2. Das glaube ich nicht.
Tom Joad 24.01.2012
Zitat von sysopExklusive Clubs, in denen "gärtnerische Praxis" und Rauscheffekte verbunden werden - so soll nach Ansicht der Linken*Cannabis in Deutschland legalisiert werden. Der Bundestag wird den Antrag diskutieren, doch schon jetzt empören sich FDP und*Union. Anhörung im Bundestag: Linke will Kiffer-Clubs eröffnen - SPIEGEL ONLINE - Nachrichten - Politik (http://www.spiegel.de/politik/deutschland/0,1518,811005,00.html)

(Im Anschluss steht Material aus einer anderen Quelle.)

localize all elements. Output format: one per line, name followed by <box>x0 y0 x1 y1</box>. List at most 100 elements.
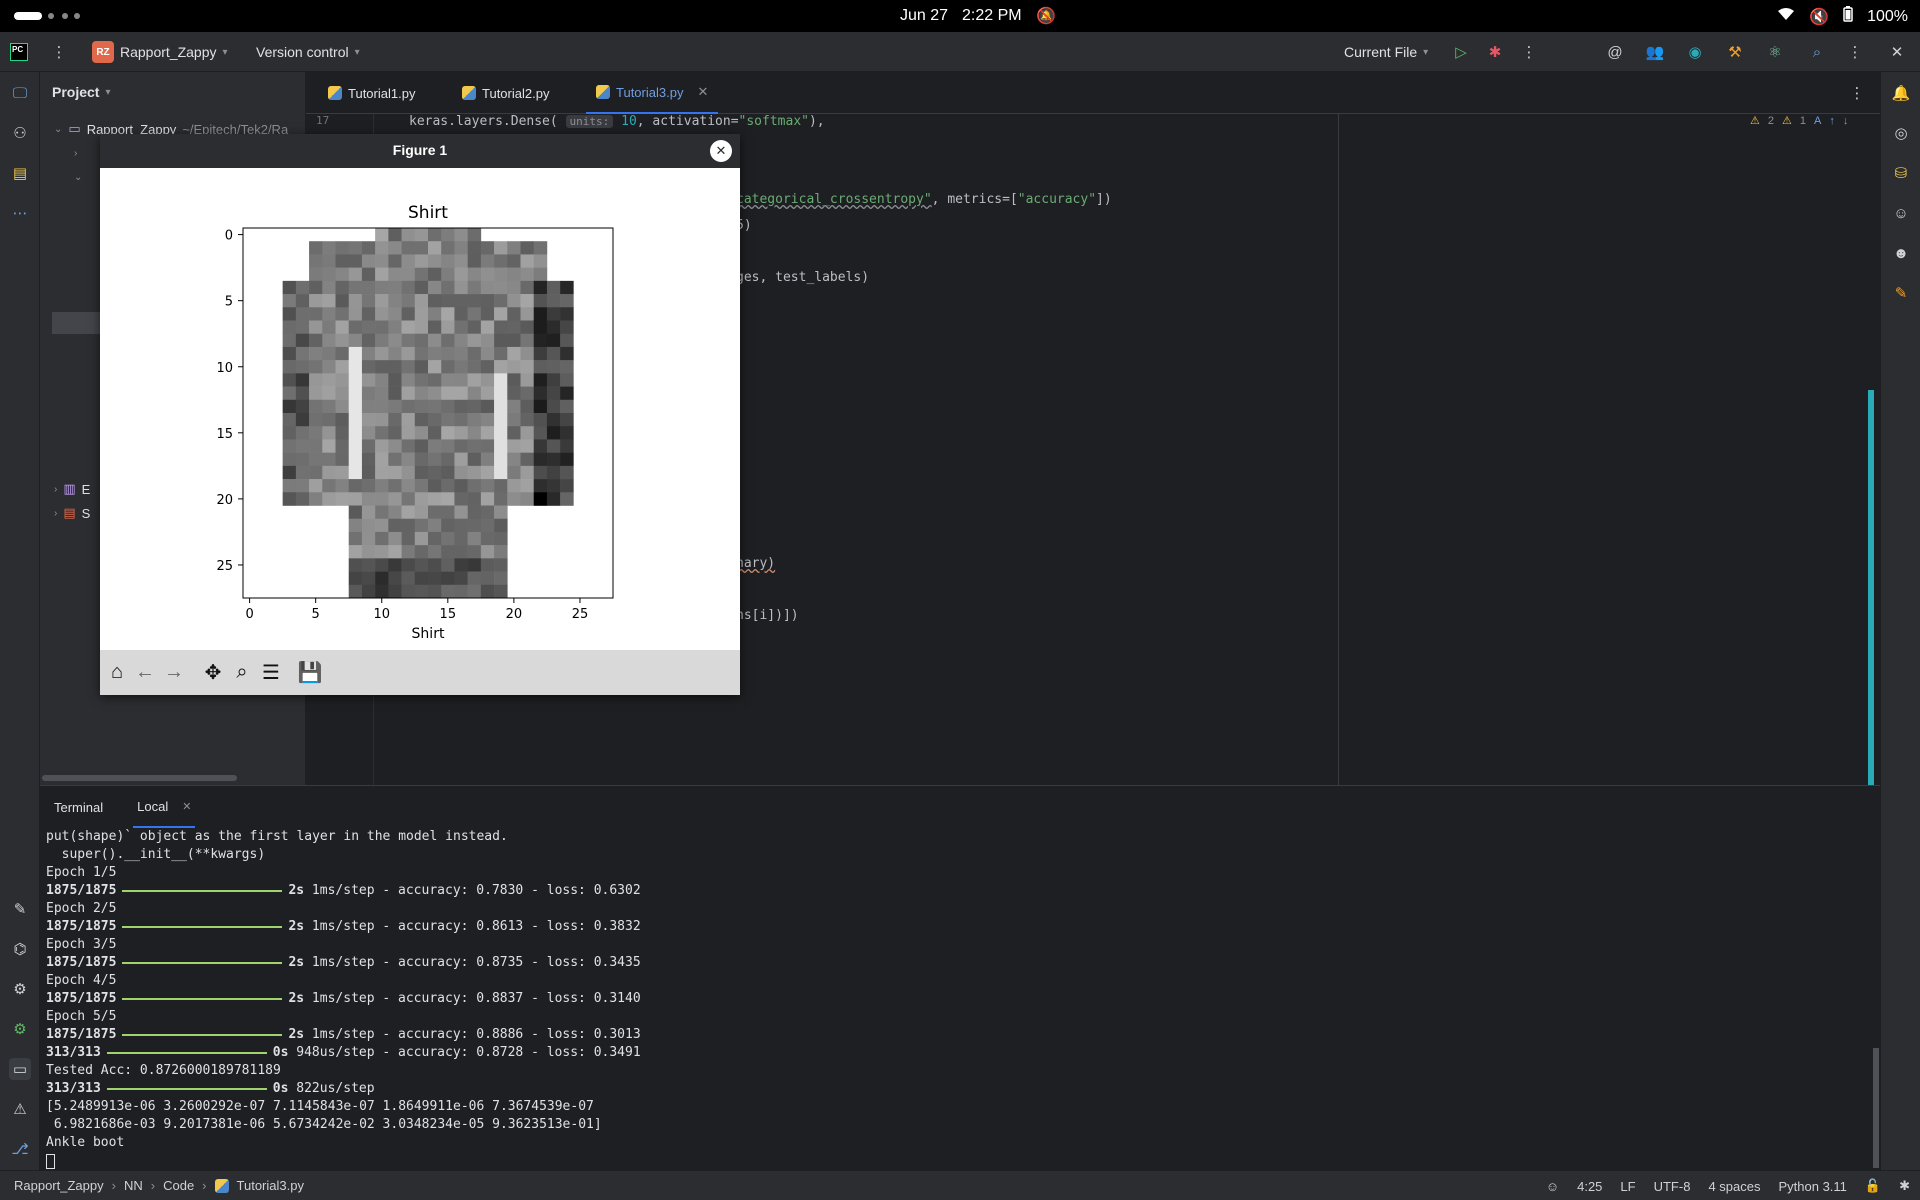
step-count: 1875/1875 <box>46 883 117 898</box>
home-icon[interactable]: ⌂ <box>106 661 128 683</box>
warning-count: 2 <box>1767 114 1774 127</box>
code-line-evaluate: ges, test_labels) <box>736 270 869 285</box>
pixel-cell <box>507 360 521 374</box>
ai-chat-icon[interactable]: ◎ <box>1890 122 1912 144</box>
breadcrumb-item[interactable]: NN <box>124 1178 143 1193</box>
pixel-cell <box>335 373 350 387</box>
python-console-icon[interactable]: ⌬ <box>9 938 31 960</box>
chevron-down-icon: ▾ <box>222 46 228 58</box>
notifications-icon[interactable]: 🔔 <box>1890 82 1912 104</box>
terminal-output[interactable]: put(shape)` object as the first layer in… <box>46 828 1880 1169</box>
figure-titlebar[interactable]: Figure 1 ✕ <box>100 134 740 168</box>
pixel-cell <box>454 267 468 282</box>
tab-tutorial2[interactable]: Tutorial2.py <box>452 72 559 114</box>
figure-close-button[interactable]: ✕ <box>710 140 732 162</box>
forward-arrow-icon[interactable]: → <box>163 661 185 683</box>
close-tab-icon[interactable]: ✕ <box>697 84 708 100</box>
wifi-icon <box>1777 7 1795 26</box>
tab-options-icon[interactable]: ⋮ <box>1846 82 1868 104</box>
pixel-cell <box>454 333 468 348</box>
close-window-button[interactable]: ✕ <box>1886 32 1908 72</box>
copilot-icon[interactable]: ☺ <box>1890 202 1912 224</box>
build-icon[interactable]: ✎ <box>9 898 31 920</box>
pan-icon[interactable]: ✥ <box>202 661 224 684</box>
ai-assistant-button[interactable]: @ <box>1604 32 1626 72</box>
pixel-cell <box>467 505 482 520</box>
pixel-cell <box>467 294 482 308</box>
pixel-cell <box>494 320 508 335</box>
arrow-down-icon[interactable]: ↓ <box>1843 115 1849 127</box>
pixel-cell <box>282 294 297 308</box>
run-config-selector[interactable]: Current File ▾ <box>1344 32 1428 72</box>
tree-item[interactable]: › <box>74 142 77 164</box>
tab-tutorial3[interactable]: Tutorial3.py ✕ <box>586 72 719 114</box>
project-switcher[interactable]: RZ Rapport_Zappy ▾ <box>92 32 228 72</box>
plugin-button[interactable]: ◉ <box>1684 32 1706 72</box>
project-view-icon[interactable]: 🖵 <box>9 82 31 104</box>
search-everywhere-button[interactable]: ⌕ <box>1806 32 1828 72</box>
memory-indicator-icon[interactable]: ✱ <box>1899 1178 1910 1194</box>
inspection-widget[interactable]: ⚠ 2 ⚠ 1 A ↑ ↓ <box>1750 114 1849 128</box>
atom-plugin-button[interactable]: ⚛ <box>1764 32 1786 72</box>
more-actions-button[interactable]: ⋮ <box>1518 32 1540 72</box>
pixel-cell <box>388 452 402 467</box>
pixel-cell <box>467 518 482 533</box>
pixel-cell <box>295 439 310 453</box>
pixel-cell <box>309 254 323 268</box>
back-arrow-icon[interactable]: ← <box>134 661 156 683</box>
copilot-status-icon[interactable]: ☺ <box>1546 1179 1559 1194</box>
tab-local[interactable]: Local ✕ <box>133 786 196 828</box>
pixel-cell <box>467 426 482 440</box>
breadcrumb-item[interactable]: Code <box>163 1178 194 1193</box>
database-icon[interactable]: ⛁ <box>1890 162 1912 184</box>
more-tools-icon[interactable]: ⋯ <box>9 202 31 224</box>
horizontal-scrollbar[interactable] <box>42 775 237 781</box>
tree-item[interactable]: ⌄ <box>74 166 82 188</box>
main-menu-button[interactable]: ⋮ <box>48 32 70 72</box>
breadcrumb-item[interactable]: Rapport_Zappy <box>14 1178 104 1193</box>
terminal-cursor[interactable] <box>46 1154 55 1169</box>
tree-item[interactable]: › ▥ E <box>54 478 90 500</box>
lock-icon[interactable]: 🔓 <box>1865 1178 1881 1194</box>
build-tools-button[interactable]: ⚒ <box>1724 32 1746 72</box>
python-interpreter[interactable]: Python 3.11 <box>1778 1179 1846 1194</box>
pixel-cell <box>361 373 376 387</box>
editor-scrollbar[interactable] <box>1868 390 1874 785</box>
zoom-icon[interactable]: ⌕ <box>231 661 253 683</box>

Wenn die FPD feststellt, dass man mit dem Thema Wählerstimmen holen kann, dann springt sie auf den Zug auf. Und wenn Frau Bundeskanzlerin Merkel mal wieder einen ihrer "Momente" hat, dann setzt sie es einfach durch. Peace!
3. Ganz nett, aber...
jrmorrison 24.01.2012
Zitat von sysopExklusive Clubs, in denen "gärtnerische Praxis" und Rauscheffekte verbunden werden - so soll nach Ansicht der Linken*Cannabis in Deutschland legalisiert werden. Der Bundestag wird den Antrag diskutieren, doch schon jetzt empören sich FDP und*Union. Anhörung im Bundestag: Linke will Kiffer-Clubs eröffnen - SPIEGEL ONLINE - Nachrichten - Politik (http://www.spiegel.de/politik/deutschland/0,1518,811005,00.html)
Wäre der einzige Grund für mich die Linke zu wählen - allerdings ist die 30 g-Grenze für den hobbygärtner ein Witz, wenn man bedenkt, wie groß diese Pflänzchen im Garten werden könnte. Soll man etwa die restlichen 500 g aus der Ernte wegwerfen? Canadian troops battle 10-foot Afghan marijuana plants (http://cannabis.net/articles/giant-marijuana.html)
4. lol
tijeras 24.01.2012
---Zitat--- ....doch schon jetzt empören sich FDP und Union. ---Zitatende--- Die bevorzugen Killerdrogen wie Alkohol und Nikotin und Antibiotika im Fleisch. Zum Wohle, ähh, des deutschen Volkes.
5. Suche nach neuen Wählerschichten!
Centurio X 24.01.2012
Zitat von sysopExklusive Clubs, in denen "gärtnerische Praxis" und Rauscheffekte verbunden werden - so soll nach Ansicht der Linken*Cannabis in Deutschland legalisiert werden. Der Bundestag wird den Antrag diskutieren, doch schon jetzt empören sich FDP und*Union. Anhörung im Bundestag: Linke will Kiffer-Clubs eröffnen - SPIEGEL ONLINE - Nachrichten - Politik (http://www.spiegel.de/politik/deutschland/0,1518,811005,00.html)
So will sich wohl die LINKE eine neue Klientele erschließen. Nach dem Motto Junkies und Kiffer vereinigt Euch. Abgesehen davon, daß die Postkommunisten damit die Gefährlichkeit der Drogen auf die Volksgesundheit verharmlosen und sogar indirekt dafür Konsumwerbung betreiben, wobei wir schon genug Probleme mit Säufern haben, ist es für sie vergebenen Liebesmüh. Denn nur ganz wenige Gewohnheitskiffer können sich am Wahltag aufraffen, um überhaupt wählen zu gehen. Allleine schon dieser neue LINKS-Unsinn rechtfertigt deren Beobachtung durch den Verfassungsschutz!